Было неуютно, неприглядно. На столе, покрытом запятнанной скатертью, лежали куски хлеба, стояла тарелка с квашеной капустой, несколько деревянных ложек, глиняные чашки и кружки, высился жбан с квасом.
– Жена, принимай дорогого гостя! – крикнул Вострухин со сладчайшей улыбкой на жирном, потном, красном лице.
Хозяйка, маленькая, морщинистая женщина, забитая мужем, торопливо поднялась и, часто мигая подслеповатыми глазами, в которых навечно застыл страх, стала низко кланяться гостю, приговаривая:
– Мы так рады… Милости просим…
Кроме хозяйки, Манефы Ильинишны, в комнате сидели сын Вострухина Сергей и какой-то незнакомый Свияжскому старик, в долгополом темном кафтане, напоминавшем монашеский подрясник, сухой, с изможденным лицом, длинными, нерасчесанными, падавшими до плеч волосами с сильной проседью и жидкой козлиной бородкой.
Молодой Вострухин, сидевший у стола, подперев руками голову, при входе Николая Андреевича встал, молча поклонился и снова сел. Он был страшно худ, смотрел исподлобья угрюмым взглядом сильно запавших и лихорадочно блестевших глаз; было что-то жесткое и аскетическое в выражении его лица, казавшегося восковым.
Свияжский, зная, что Сергей ездил в Москву по каким-то отцовским делам, сказал:
– Вот не ожидал встретить вас! Давно ли вернулись?
– Сегодня, – коротко ответил Сергей, не повернув головы.

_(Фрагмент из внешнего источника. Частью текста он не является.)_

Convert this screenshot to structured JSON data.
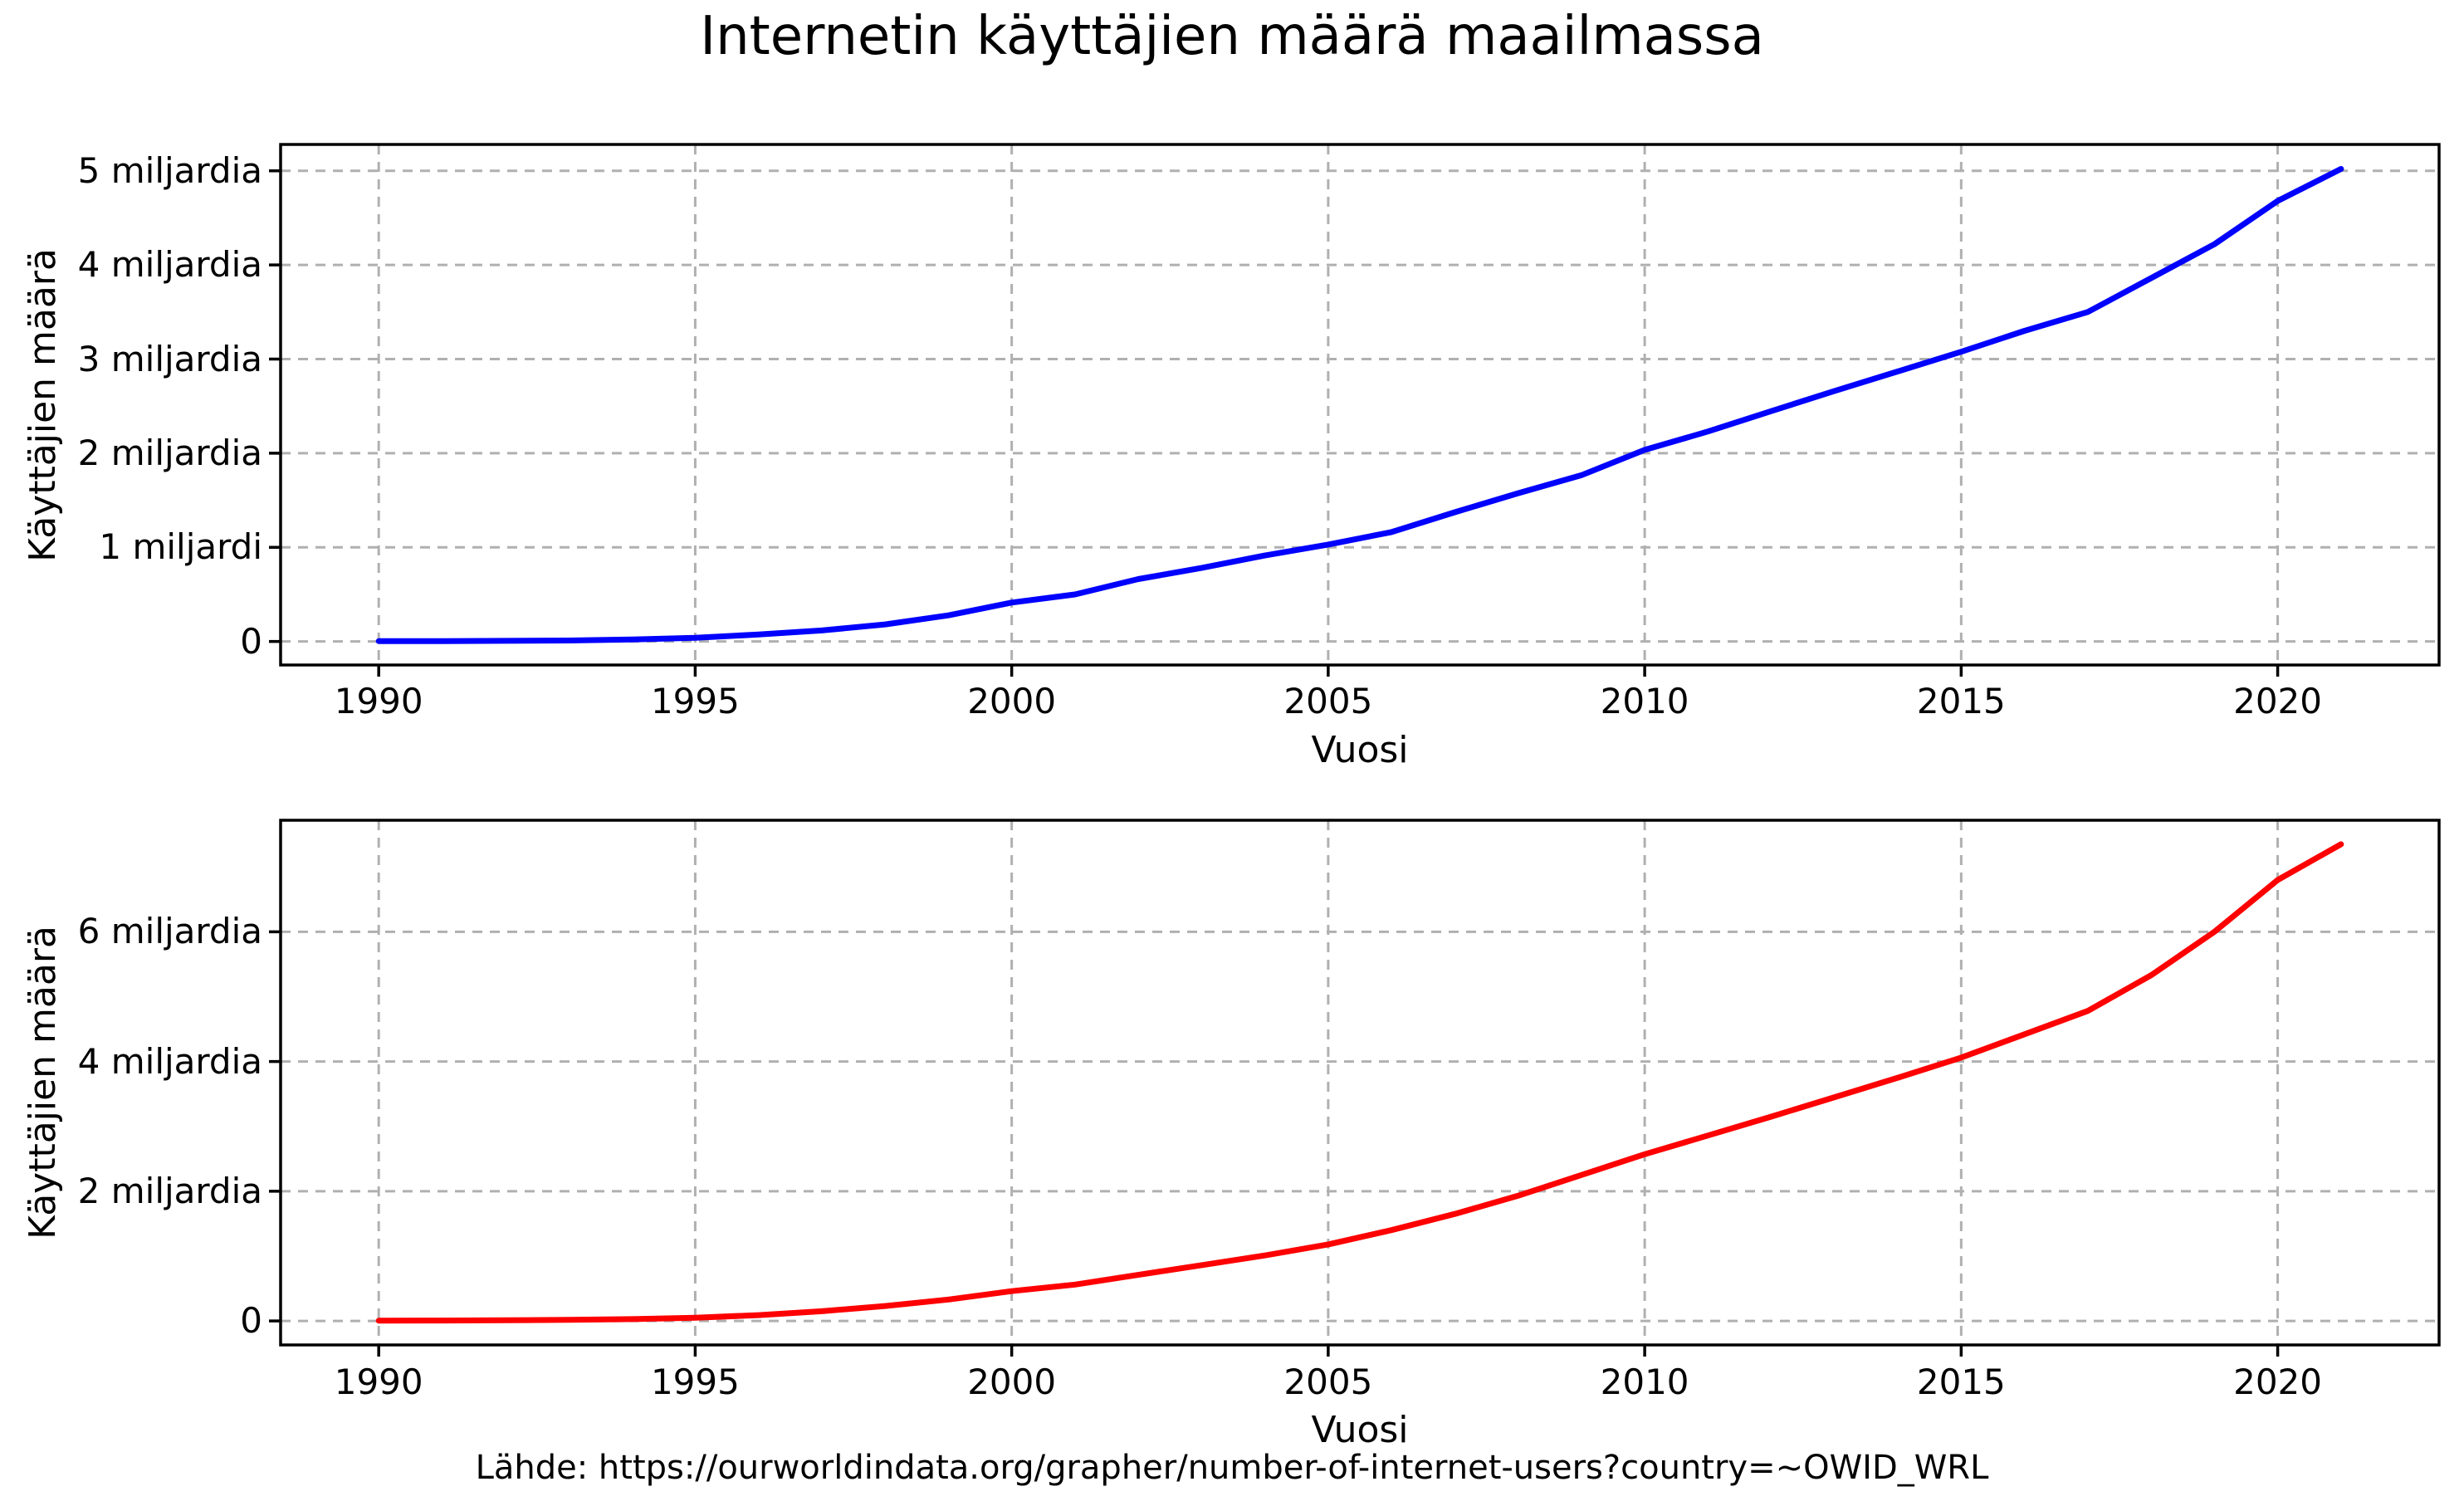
{
  "title": "Internetin käyttäjien määrä maailmassa",
  "footer": "Lähde: https://ourworldindata.org/grapher/number-of-internet-users?country=~OWID_WRL",
  "colors": {
    "grid": "#b0b0b0",
    "axes": "#000000",
    "text": "#000000",
    "background": "#ffffff",
    "top_line": "#0000ff",
    "bottom_line": "#ff0000"
  },
  "chart_data": [
    {
      "type": "line",
      "xlabel": "Vuosi",
      "ylabel": "Käyttäjien määrä",
      "color": "#0000ff",
      "grid": true,
      "legend": false,
      "x": [
        1990,
        1991,
        1992,
        1993,
        1994,
        1995,
        1996,
        1997,
        1998,
        1999,
        2000,
        2001,
        2002,
        2003,
        2004,
        2005,
        2006,
        2007,
        2008,
        2009,
        2010,
        2011,
        2012,
        2013,
        2014,
        2015,
        2016,
        2017,
        2018,
        2019,
        2020,
        2021
      ],
      "y": [
        0.003,
        0.004,
        0.007,
        0.01,
        0.021,
        0.039,
        0.074,
        0.117,
        0.181,
        0.277,
        0.413,
        0.5,
        0.663,
        0.781,
        0.913,
        1.03,
        1.162,
        1.373,
        1.575,
        1.766,
        2.035,
        2.231,
        2.447,
        2.661,
        2.869,
        3.078,
        3.3,
        3.5,
        3.86,
        4.22,
        4.68,
        5.02
      ],
      "xticks": [
        1990,
        1995,
        2000,
        2005,
        2010,
        2015,
        2020
      ],
      "yticks": [
        0,
        1,
        2,
        3,
        4,
        5
      ],
      "ytick_labels": [
        "0",
        "1 miljardi",
        "2 miljardia",
        "3 miljardia",
        "4 miljardia",
        "5 miljardia"
      ],
      "xlim": [
        1988.45,
        2022.55
      ],
      "ylim": [
        -0.25,
        5.28
      ]
    },
    {
      "type": "line",
      "xlabel": "Vuosi",
      "ylabel": "Käyttäjien määrä",
      "color": "#ff0000",
      "grid": true,
      "legend": false,
      "x": [
        1990,
        1991,
        1992,
        1993,
        1994,
        1995,
        1996,
        1997,
        1998,
        1999,
        2000,
        2001,
        2002,
        2003,
        2004,
        2005,
        2006,
        2007,
        2008,
        2009,
        2010,
        2011,
        2012,
        2013,
        2014,
        2015,
        2016,
        2017,
        2018,
        2019,
        2020,
        2021
      ],
      "y": [
        0.004,
        0.006,
        0.01,
        0.016,
        0.028,
        0.05,
        0.09,
        0.15,
        0.23,
        0.33,
        0.46,
        0.56,
        0.71,
        0.86,
        1.01,
        1.18,
        1.4,
        1.65,
        1.93,
        2.25,
        2.57,
        2.86,
        3.15,
        3.45,
        3.75,
        4.06,
        4.42,
        4.78,
        5.33,
        6.0,
        6.8,
        7.35
      ],
      "xticks": [
        1990,
        1995,
        2000,
        2005,
        2010,
        2015,
        2020
      ],
      "yticks": [
        0,
        2,
        4,
        6
      ],
      "ytick_labels": [
        "0",
        "2 miljardia",
        "4 miljardia",
        "6 miljardia"
      ],
      "xlim": [
        1988.45,
        2022.55
      ],
      "ylim": [
        -0.37,
        7.72
      ]
    }
  ]
}
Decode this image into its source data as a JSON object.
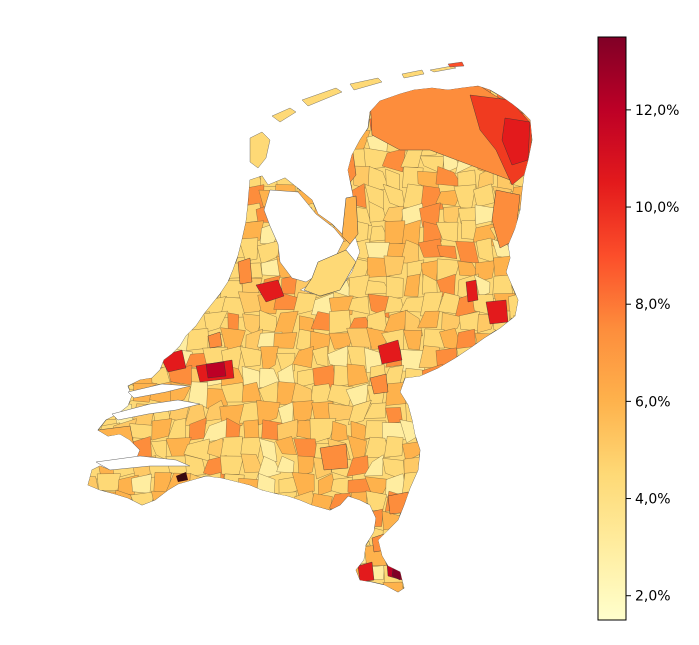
{
  "map": {
    "type": "choropleth",
    "region": "Netherlands",
    "units": "municipalities"
  },
  "colorbar": {
    "colormap": "YlOrRd",
    "orientation": "vertical",
    "placement": "right",
    "min": 1.5,
    "max": 13.5,
    "colors": [
      "#ffffcc",
      "#ffeda0",
      "#fed976",
      "#feb24c",
      "#fd8d3c",
      "#fc4e2a",
      "#e31a1c",
      "#bd0026",
      "#800026"
    ],
    "ticks": [
      {
        "value": 2,
        "label": "2,0%"
      },
      {
        "value": 4,
        "label": "4,0%"
      },
      {
        "value": 6,
        "label": "6,0%"
      },
      {
        "value": 8,
        "label": "8,0%"
      },
      {
        "value": 10,
        "label": "10,0%"
      },
      {
        "value": 12,
        "label": "12,0%"
      }
    ]
  }
}
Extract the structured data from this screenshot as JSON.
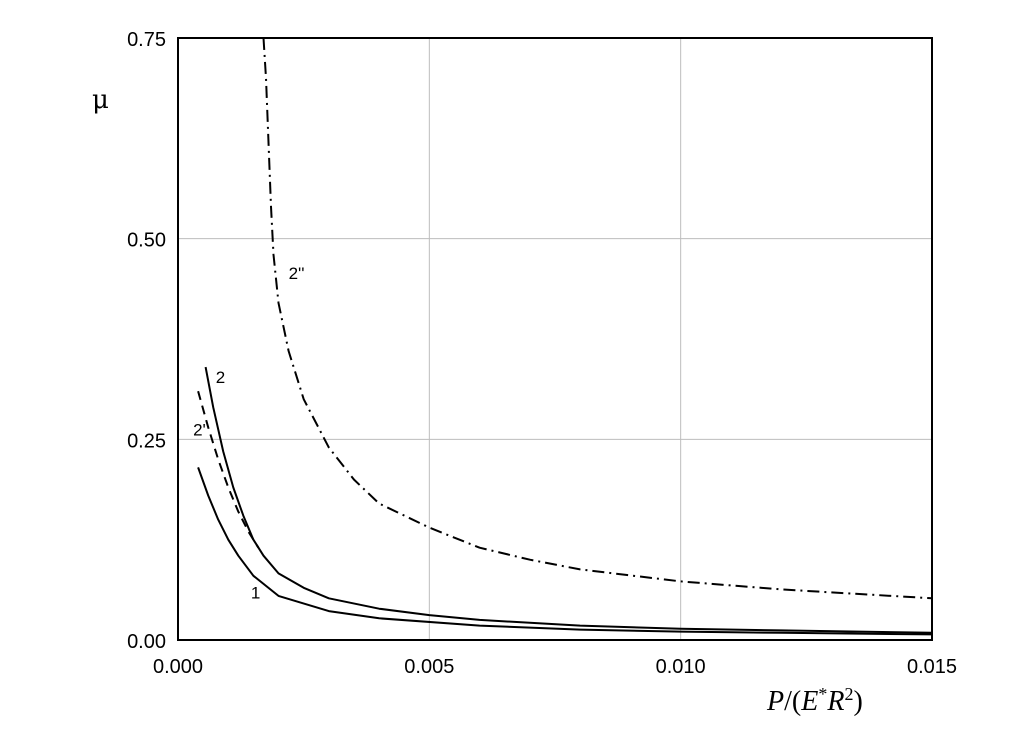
{
  "chart_data": {
    "type": "line",
    "xlabel": "P/(E*R²)",
    "ylabel": "μ",
    "xlim": [
      0.0,
      0.015
    ],
    "ylim": [
      0.0,
      0.75
    ],
    "xticks": [
      "0.000",
      "0.005",
      "0.010",
      "0.015"
    ],
    "xtick_values": [
      0.0,
      0.005,
      0.01,
      0.015
    ],
    "yticks": [
      "0.00",
      "0.25",
      "0.50",
      "0.75"
    ],
    "ytick_values": [
      0.0,
      0.25,
      0.5,
      0.75
    ],
    "grid": true,
    "series": [
      {
        "name": "1",
        "style": "solid",
        "x": [
          0.0004,
          0.0006,
          0.0008,
          0.001,
          0.0012,
          0.0015,
          0.002,
          0.003,
          0.004,
          0.006,
          0.008,
          0.01,
          0.012,
          0.015
        ],
        "y": [
          0.215,
          0.18,
          0.15,
          0.125,
          0.105,
          0.08,
          0.055,
          0.036,
          0.027,
          0.018,
          0.013,
          0.0105,
          0.009,
          0.007
        ]
      },
      {
        "name": "2",
        "style": "solid",
        "x": [
          0.00055,
          0.0007,
          0.0009,
          0.0011,
          0.0013,
          0.0015,
          0.0017,
          0.002,
          0.0025,
          0.003,
          0.004,
          0.005,
          0.006,
          0.008,
          0.01,
          0.012,
          0.015
        ],
        "y": [
          0.34,
          0.29,
          0.235,
          0.19,
          0.155,
          0.125,
          0.105,
          0.083,
          0.065,
          0.052,
          0.039,
          0.031,
          0.025,
          0.018,
          0.014,
          0.012,
          0.009
        ]
      },
      {
        "name": "2'",
        "style": "dashed",
        "x": [
          0.0004,
          0.0006,
          0.0008,
          0.001,
          0.0012,
          0.0014,
          0.0016
        ],
        "y": [
          0.31,
          0.265,
          0.225,
          0.19,
          0.16,
          0.135,
          0.115
        ]
      },
      {
        "name": "2''",
        "style": "dashdot",
        "x": [
          0.0017,
          0.00175,
          0.0018,
          0.00185,
          0.0019,
          0.002,
          0.0022,
          0.0025,
          0.003,
          0.0035,
          0.004,
          0.005,
          0.006,
          0.007,
          0.008,
          0.01,
          0.012,
          0.015
        ],
        "y": [
          0.75,
          0.7,
          0.62,
          0.54,
          0.48,
          0.42,
          0.36,
          0.3,
          0.24,
          0.2,
          0.17,
          0.14,
          0.115,
          0.1,
          0.088,
          0.073,
          0.063,
          0.052
        ]
      }
    ],
    "labels": [
      {
        "text": "1",
        "x": 0.00145,
        "y": 0.052
      },
      {
        "text": "2",
        "x": 0.00075,
        "y": 0.32
      },
      {
        "text": "2'",
        "x": 0.0003,
        "y": 0.255
      },
      {
        "text": "2''",
        "x": 0.0022,
        "y": 0.45
      }
    ]
  }
}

– Да, да, – подхватил его отец. – Порадовал сегодня: приехал и благочестивого странника Никандра привез с собой. Может, изволили слыхать? Садитесь, сделайте милость, пожалуйста. Вот стульчик поудобней. В добром ли здравии? В добром? Ну слава Богу, слава Богу. Как папенька, здоровеньки? Чем угостить позволите? Может, наливочки разрешите?
– Ой, нет! – запротестовал Николай Андреевич, присев к столу. – Только что ел и пил. Пошел прогуляться, да и надумал к вам заглянуть. Частенько я теперь к вам заглядываю, – добавил он со смущенной улыбкой.
– И хорошо, всегда вам рады. А мы вот кваском балуемся да душепользительную беседу с отцом Никандром ведем. Много отец Никандр нам диковинного рассказали: и об афонских обителях, и о граде Иерусалиме. Да.
Вострухин замолчал, видимо подыскивая, что бы сказать.
Молодой офицер чувствовал, что своим присутствием стесняет всех, и от этого сознания сам стеснялся. Однако уходить по некоторым, ему лишь известным, причинам не хотел пока. Он силился найти тему для разговора, но беседа шла вяло и часто Прерывалась большими паузами, во время которых Федор Антипович барабанил пальцами по столу и, сделав задумчивое лицо, приговаривал:
– Н-да… Так-то.
– А пестра ныне вера стала, страсть пестра, – вдруг заговорил отец Никандр. – Взять хотя бы московские соборы. Благолепие, что говорить, а истинного благочестия нет. Служат скороговоркой, слова выкидывают. А неужели это можно? Истинная-то вера у немногих числом старцев хранится. Таятся они в смиренственном уединении, потому обмириться не хотят, и пестрота им претит. А взять хотя бы табакокурство, – продолжал он после короткого молчания, косясь в сторону Свияжского, от которого сильно попахивало табаком. – Ныне все курят! Либо нюхают. Попы и те стали табачищем заниматься. К иному подойти нельзя: за версту проклятой травой смердит. А разве это хорошо? В старые годы за табак носы резали…
Николай Андреевич слушал рассеянно. Ему становилось тоскливо.
«Где же Дуня? Неужели дома нет? Тогда чего и сидеть? – думал он и вдруг радостно встрепенулся: через открытое, выходящее в палисадник окно он увидел мелькнувшую среди зелени листвы темно-русую головку. – Вот где она!»
– Знаете, Федор Антипович, что-то душновато, – быстро встал он. – Я ведь вышел, чтобы воздухом подышать. Пойду-ка я, поброжу у вас по садику.